Three months on the lam ended for an alleged Las Vegas casino con man at Mr. Lucky’s.

Mark Thomas Georgantas has a history of running from the law and people who lend him cash, a prosecutor said Monday, trying to keep the 53-year-old behind bars.

Two weeks ago, a Nevada attorney general’s office investigator flashed his badge as he approached Georgantas at the 24-hour diner inside Hard Rock Hotel.

Georgantas, aka Mark Gigantis, aka Mark G, aka Mr. Smooth, jumped out of his booth and over a half wall, Deputy Attorney General Sam Kern told District Judge Stefany Miley.

Security officers stopped Georgantas in his tracks.

As authorities attempted to handcuff him, he faked a heart attack and tried to run again.

“He only made it a few steps before being corralled,” Kern wrote in court papers.

On Monday, defense lawyer Gregory Knapp asked the judge to reduce Georgantas’s bail from $500,000 to $50,000 on theft and securities fraud charges, which he called “weak.”

Georgantas owns businesses in California and Colorado and has not been hiding from Nevada authorities, his attorney said.

The last time a judge set bail for Georgantas at $50,000, he walked away in the middle of a trial, the prosecutor argued.

Georgantas also escaped a Santa Ana, California, jail in 2003 by sliding down a drain pipe, according to the prosecutor. Georgantas had a friend meet him outside the jail, Kern said, and he stole her Nissan Altima before crashing and running away.

“That’s not true,” Georgantas said, while standing shackled in blue jail fatigues.

Miley called the $500,000 bail “reasonable” and ordered that it stand.

Most recently, Nevada prosecutors said Georgantas convinced at least two people to give him more than $350,000 in a promise to beat casino pit games.

A tip led investigators to the Hard Rock, where Georgantas was supposed to meet someone else, possibly another victim for his scam.

Knapp said prosecutors had leveled “spurious allegations” in a “very defensible case.”

“Nothing criminal happened here,” Knapp told a reporter after Monday’s hearing. “You’ve only seen one side of the card right now.
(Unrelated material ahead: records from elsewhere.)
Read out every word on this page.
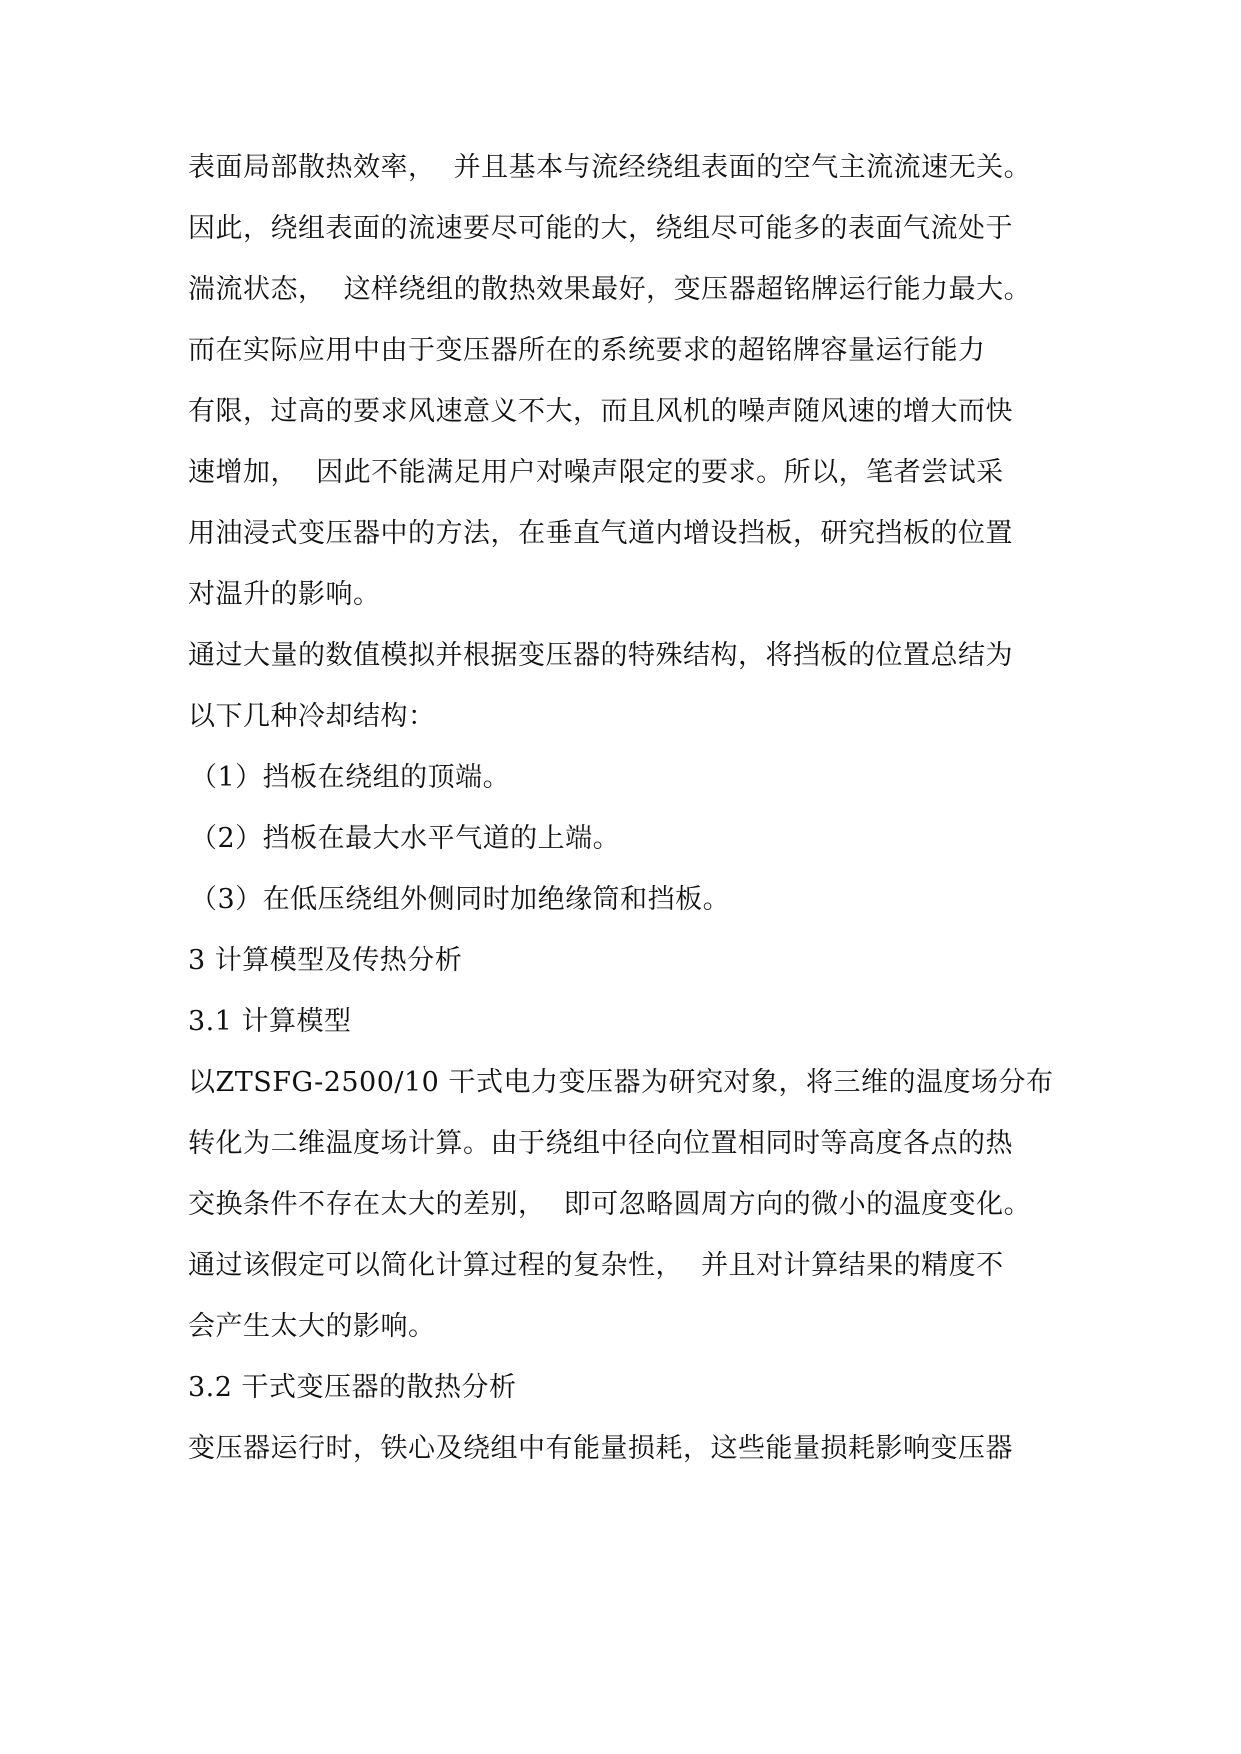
表面局部散热效率，  并且基本与流经绕组表面的空气主流流速无关。
因此，绕组表面的流速要尽可能的大，绕组尽可能多的表面气流处于
湍流状态，  这样绕组的散热效果最好，变压器超铭牌运行能力最大。
而在实际应用中由于变压器所在的系统要求的超铭牌容量运行能力
有限，过高的要求风速意义不大，而且风机的噪声随风速的增大而快
速增加，  因此不能满足用户对噪声限定的要求。所以，笔者尝试采
用油浸式变压器中的方法，在垂直气道内增设挡板，研究挡板的位置
对温升的影响。
通过大量的数值模拟并根据变压器的特殊结构，将挡板的位置总结为
以下几种冷却结构：
（1）挡板在绕组的顶端。
（2）挡板在最大水平气道的上端。
（3）在低压绕组外侧同时加绝缘筒和挡板。
3 计算模型及传热分析
3.1 计算模型
以ZTSFG-2500/10 干式电力变压器为研究对象，将三维的温度场分布
转化为二维温度场计算。由于绕组中径向位置相同时等高度各点的热
交换条件不存在太大的差别，  即可忽略圆周方向的微小的温度变化。
通过该假定可以简化计算过程的复杂性，  并且对计算结果的精度不
会产生太大的影响。
3.2 干式变压器的散热分析
变压器运行时，铁心及绕组中有能量损耗，这些能量损耗影响变压器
There are two sides to the story. Rest assured, he’s got a strong defense.”

Georgantas told two men that he could win regularly at baccarat, blackjack, craps and roulette in Las Vegas.

He said he was producing a documentary about his system and laid out elaborate paperwork to explain how he planned to build an empire off beating the house.

He name-dropped George Clooney and Matt Damon as clients. He said he had worked for the CIA.

He claimed he attended Princeton University, where he researched spectroscopy, the study of the interaction between matter and electromagnetic radiation.

He promised to always walk out of a casino with a profit.

He didn’t explained exactly how he won, but he promised that selling his system could make $3.9 billion alone. He could pull in another $400 million with a reality TV show, a movie, books, merchandising and a player for hire.

Prosecutors said there’s no system to beat the town built on lost bets and no evidence Georgantas even really intended to produce a documentary.

In an email correspondence with the Review-Journal in January, Georgantas said he never intended to cheat or steal and had evidence that would prove his innocence.

“Each of these individuals APPROACHED ME and THEY asked for MY ASSISTANCE to help them in gaming,” he wrote. “They ALL know my name, stage name, hosts, and each had either witnessed my live play, and/or had prior hands on gaming experience playing with me, and/or each had been provided positive referral about me BY THEIR COLLEAGUES.”